Holistic Analysis of Oligonucleotide Structure and Function

To solve these challenges, Benchling has developed functionality focused on three core capabilities. These capabilities are designed to support the collaborative, insight-driven, and high data quality dependent scientific work performed in Benchling, including:

Design and visualization tools

Benchling’s proprietary Hierarchical Editing Language for Macromolecules (HELM) editor includes design and visualization capabilities optimized for oligo-level editing and modification, even providing the ability to transition between atomic-, sequence-, and entity-level representations. Benchling makes working with the complete oligo — base + sugar + phosphate — easier and quicker, eliminating the need to create RNA from the atomic level up. Experimental information is also contextualized within these visualizations, yielding more useful insights on each chemical modification’s impact on the oligo’s structure and function.

Data model and standardization

Benchling’s data model and standardization tools centralize the experimental context  of oligo modifications. Captured data appears within structured results tables, which ensure high data integrity. Benchling’s Monomer Library makes it easy for researchers to leverage and customize the most common base monomers. The embedded HELM and IDT Syntax notations standardize complex biomolecule representation. And the  platform can register or create oligos with uniqueness checks, expanding the Library while keeping the research database organized.

Collaborative workflows

Benchling is configurable for an unlimited number of  users, all of whom can share and collaborate iteratively across biological and chemistry workflows. Advanced search functionality, including sorting and filtering options, makes it easy to find both natural and chemically modified sequences. This improves transparency across teams and provides ready access to all your team’s sequences and related data with just a few clicks. What’s more, teams can automatically centralize oligo-relevant data such as inventory location, pertinent experiments, sequence history, and associated analytical results — improving data traceability and making it easy to track the experimental history of each oligo sample.

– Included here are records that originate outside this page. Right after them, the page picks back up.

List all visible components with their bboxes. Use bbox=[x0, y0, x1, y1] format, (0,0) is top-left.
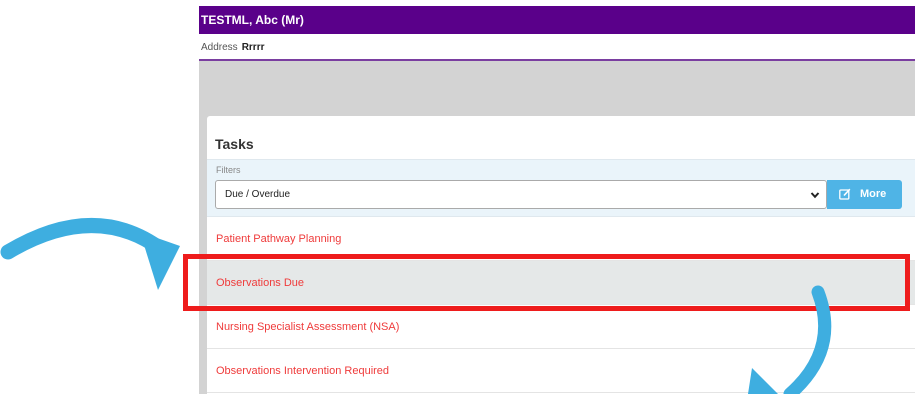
curved-arrow-icon bbox=[748, 285, 832, 394]
annotation-overlay bbox=[0, 218, 832, 394]
curved-arrow-icon bbox=[0, 218, 180, 290]
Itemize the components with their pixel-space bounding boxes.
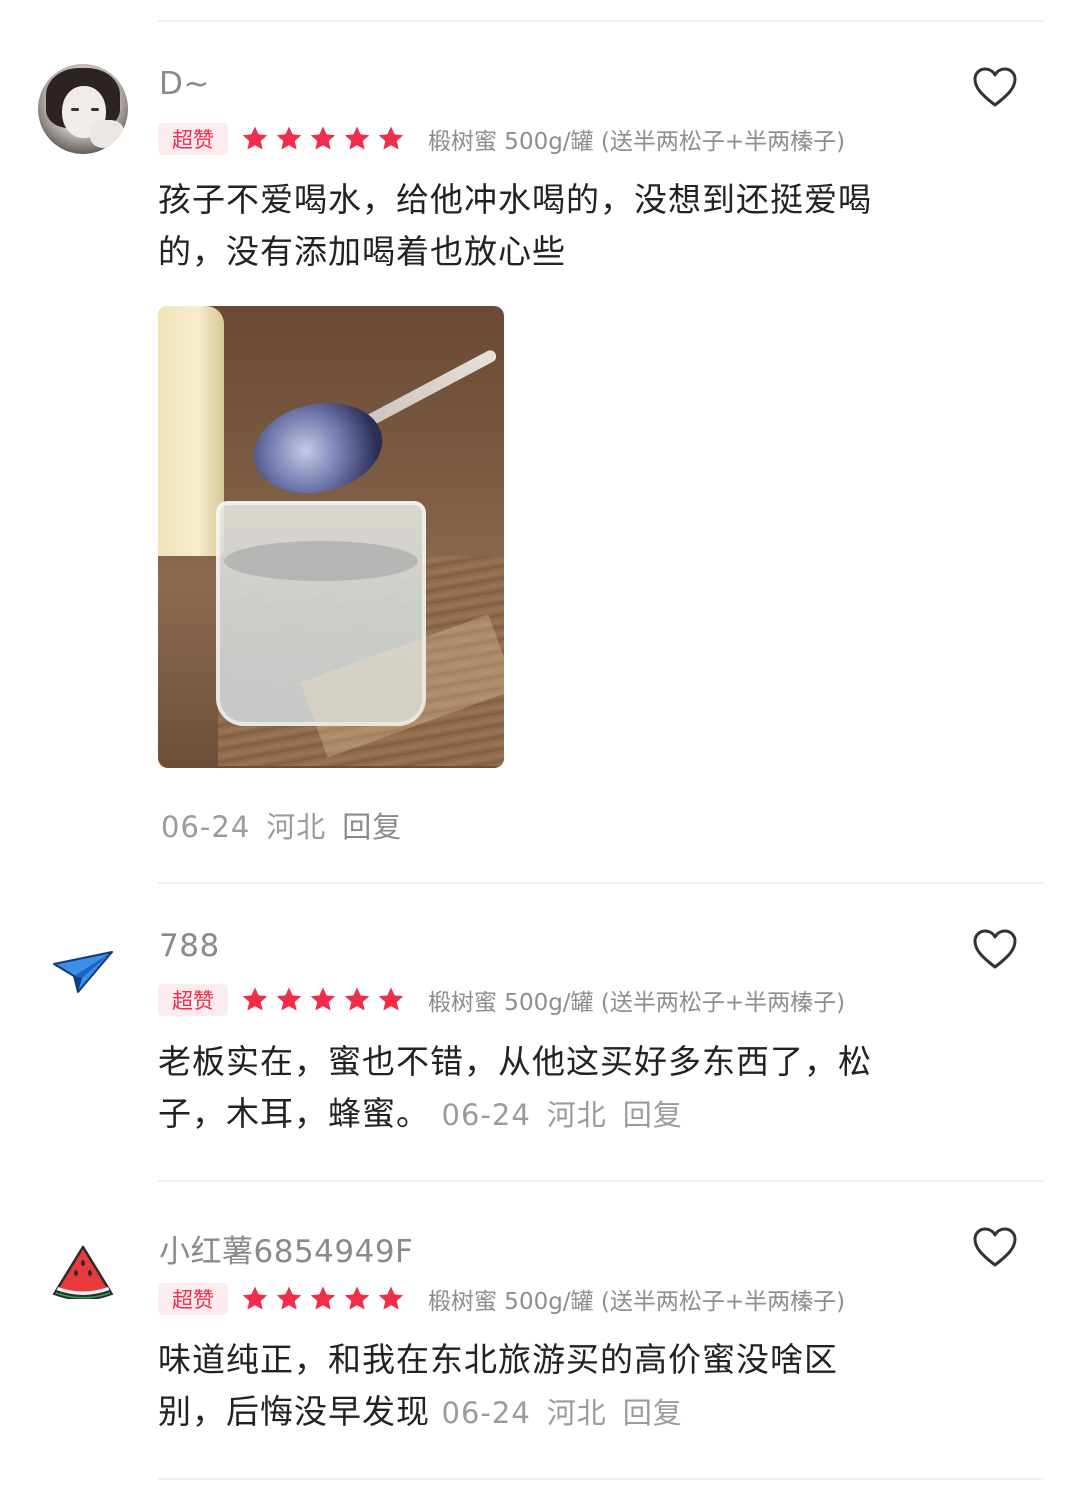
divider (158, 882, 1043, 884)
rating-badge: 超赞 (158, 123, 228, 155)
reply-button[interactable]: 回复 (623, 1396, 683, 1430)
star-icon (344, 1286, 370, 1310)
watermelon-icon (52, 1245, 114, 1299)
review-content: 老板实在，蜜也不错，从他这买好多东西了，松子，木耳，蜂蜜。 06-24 河北 回复 (158, 1036, 898, 1141)
divider (158, 1180, 1043, 1182)
heart-icon[interactable] (972, 928, 1018, 970)
review-date: 06-24 (161, 810, 251, 844)
rating-row: 超赞 椴树蜜 500g/罐 (送半两松子+半两榛子) (158, 122, 845, 156)
review-date: 06-24 (441, 1098, 531, 1132)
reply-button[interactable]: 回复 (623, 1098, 683, 1132)
star-icon (242, 1286, 268, 1310)
photo-water (224, 541, 418, 581)
reply-button[interactable]: 回复 (342, 810, 402, 844)
heart-icon[interactable] (972, 66, 1018, 108)
star-icon (344, 987, 370, 1011)
star-icon (344, 126, 370, 150)
avatar-hand (90, 120, 124, 148)
star-rating (240, 985, 406, 1015)
star-icon (310, 126, 336, 150)
product-variant: 椴树蜜 500g/罐 (送半两松子+半两榛子) (428, 129, 846, 155)
photo-spoon-bowl (245, 391, 391, 505)
photo-jar (158, 306, 224, 556)
review-location: 河北 (546, 1396, 607, 1430)
heart-icon[interactable] (972, 1226, 1018, 1268)
avatar-eye (71, 108, 79, 111)
paper-plane-icon (53, 951, 113, 993)
photo-spoon-handle (360, 348, 499, 430)
star-rating (240, 1284, 406, 1314)
rating-badge: 超赞 (158, 984, 228, 1016)
review-location: 河北 (546, 1098, 607, 1132)
star-icon (378, 126, 404, 150)
review-content: 孩子不爱喝水，给他冲水喝的，没想到还挺爱喝的，没有添加喝着也放心些 (158, 180, 872, 271)
rating-row: 超赞 椴树蜜 500g/罐 (送半两松子+半两榛子) (158, 1282, 845, 1316)
review-location: 河北 (266, 810, 327, 844)
product-variant: 椴树蜜 500g/罐 (送半两松子+半两榛子) (428, 990, 846, 1016)
username[interactable]: 小红薯6854949F (159, 1226, 413, 1271)
review-date: 06-24 (441, 1396, 531, 1430)
divider (158, 1478, 1043, 1480)
star-icon (242, 987, 268, 1011)
star-icon (242, 126, 268, 150)
avatar[interactable] (48, 938, 118, 1008)
review-photo[interactable] (158, 306, 504, 768)
rating-badge: 超赞 (158, 1283, 228, 1315)
star-icon (276, 1286, 302, 1310)
username[interactable]: D~ (159, 66, 210, 102)
username[interactable]: 788 (159, 928, 220, 964)
avatar[interactable] (48, 1236, 118, 1306)
review-meta: 06-24 河北 回复 (442, 1098, 699, 1132)
avatar[interactable] (38, 64, 128, 154)
review-content: 味道纯正，和我在东北旅游买的高价蜜没啥区别，后悔没早发现 06-24 河北 回复 (158, 1334, 878, 1439)
star-icon (378, 987, 404, 1011)
star-rating (240, 124, 406, 154)
star-icon (276, 126, 302, 150)
star-icon (378, 1286, 404, 1310)
divider (158, 20, 1043, 22)
star-icon (276, 987, 302, 1011)
star-icon (310, 987, 336, 1011)
review-meta: 06-24 河北 回复 (442, 1396, 699, 1430)
review-meta: 06-24 河北 回复 (161, 804, 418, 846)
product-variant: 椴树蜜 500g/罐 (送半两松子+半两榛子) (428, 1289, 846, 1315)
rating-row: 超赞 椴树蜜 500g/罐 (送半两松子+半两榛子) (158, 983, 845, 1017)
star-icon (310, 1286, 336, 1310)
avatar-eye (91, 108, 99, 111)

“Our scientists have been eager to find an informatics tool that could help us design and display our modified oligonucleotides easily. Benchling offers an extensive and easy-to-use tool that supports our work with modified RNA across our multidisciplinary teams.”

– Alexandre Debacker, Research Scientist, MiNA Therapeutics

Benchling’s new RNA therapeutics capabilities are designed to integrate modified oligonucleotides into Benchling’s flexible and interconnected data model. Scientists can work on miRNA, siRNA, RNAi, ASO, or aptamers as complete hybrid molecules, standardize on syntax, centralize experimental results, and collaborate with teammates more seamlessly, all within a single platform. We look forward to seeing how life sciences R&D organizations leverage these functionalities to bring cutting-edge RNA therapeutics to market faster.